Denn Altmaiers Zusatzaufgabe für die Union ist nun wirklich kein wahlentscheidendes Thema. Und ein Verfassungsbruch ist es auch nicht. Man kann gern kritisieren, dass das Wahlprogramm „direkt im Kanzleramt“ verfasst wird - aber für welches Programm einer Regierungspartei gilt das am Ende nicht? Bundeskanzler und Ministerpräsidenten sind meist auch Parteichefs oder die maßgeblichen Akteure, was Wahlstrategie und -programmatik angeht. Sie suchen sich dafür Helfer, denen sie vertrauen. Das bedeutet nicht, dass Peter Altmaier darüber seine eigentliche Arbeit vernachlässigen könnte - darauf wird die politische Konkurrenz schon zu achten wissen. Und den Fehler, den Verwaltungsapparat der Regierung offen für Parteiarbeit einzuspannen, wird Merkel auch nicht machen. Also: Ein paar weniger aufgeblasene Backen hätten es in diesem Fall auch getan.

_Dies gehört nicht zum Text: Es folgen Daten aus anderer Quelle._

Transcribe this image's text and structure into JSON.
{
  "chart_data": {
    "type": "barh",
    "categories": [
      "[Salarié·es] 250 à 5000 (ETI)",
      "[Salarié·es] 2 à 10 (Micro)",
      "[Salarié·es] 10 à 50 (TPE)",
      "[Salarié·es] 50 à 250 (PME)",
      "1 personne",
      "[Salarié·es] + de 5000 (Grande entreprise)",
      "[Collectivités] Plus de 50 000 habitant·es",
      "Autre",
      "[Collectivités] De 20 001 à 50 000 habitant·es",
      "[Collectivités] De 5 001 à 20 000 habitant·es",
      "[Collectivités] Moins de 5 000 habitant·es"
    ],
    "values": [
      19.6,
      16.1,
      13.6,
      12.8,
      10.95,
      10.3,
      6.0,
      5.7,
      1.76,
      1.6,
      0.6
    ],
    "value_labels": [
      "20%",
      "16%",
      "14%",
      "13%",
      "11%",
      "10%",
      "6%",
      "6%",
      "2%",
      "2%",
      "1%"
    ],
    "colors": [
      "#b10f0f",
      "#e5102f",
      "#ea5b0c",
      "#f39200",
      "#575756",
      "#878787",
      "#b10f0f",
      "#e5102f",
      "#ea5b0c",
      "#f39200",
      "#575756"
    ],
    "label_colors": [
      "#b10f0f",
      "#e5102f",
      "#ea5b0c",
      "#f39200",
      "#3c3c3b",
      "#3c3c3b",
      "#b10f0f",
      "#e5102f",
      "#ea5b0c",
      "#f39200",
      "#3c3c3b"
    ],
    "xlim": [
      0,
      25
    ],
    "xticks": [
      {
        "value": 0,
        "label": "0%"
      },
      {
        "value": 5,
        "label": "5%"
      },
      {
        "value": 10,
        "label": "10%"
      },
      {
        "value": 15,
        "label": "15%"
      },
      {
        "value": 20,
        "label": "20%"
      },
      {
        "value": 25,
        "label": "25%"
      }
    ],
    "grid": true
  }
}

Wer es wirklich ernst meinte mit dem Kampf gegen die Tendenz von (Regierungs-)Parteien jeglicher Couleur, sich „den Staat zur Beute“ zu machen, könnte sich an anderer Stelle glaubwürdiger einbringen. Da nämlich, wo traditionell verdiente Parteimitglieder auf gut dotierte Versorgungsposten gehoben werden, sei es in Lottogesellschaften, Rundfunkräten oder anderen öffentlichen Körperschaften. Oder da, wo Leitungsstellen gern mal nach Parteibuch besetzt werden, wie an Schulen oder in der Justiz. Dass das vielen Bürgern durchaus bewusst ist, heißt nicht, dass es akzeptiert wird - es ärgert viele. Die Sorge dagegen, dass Altmaier wegen des CDU-Programms nun den Terminkalender der Kanzlerin nicht mehr im Griff haben könnte, ist im Volk wohl eine eher untergeordnete.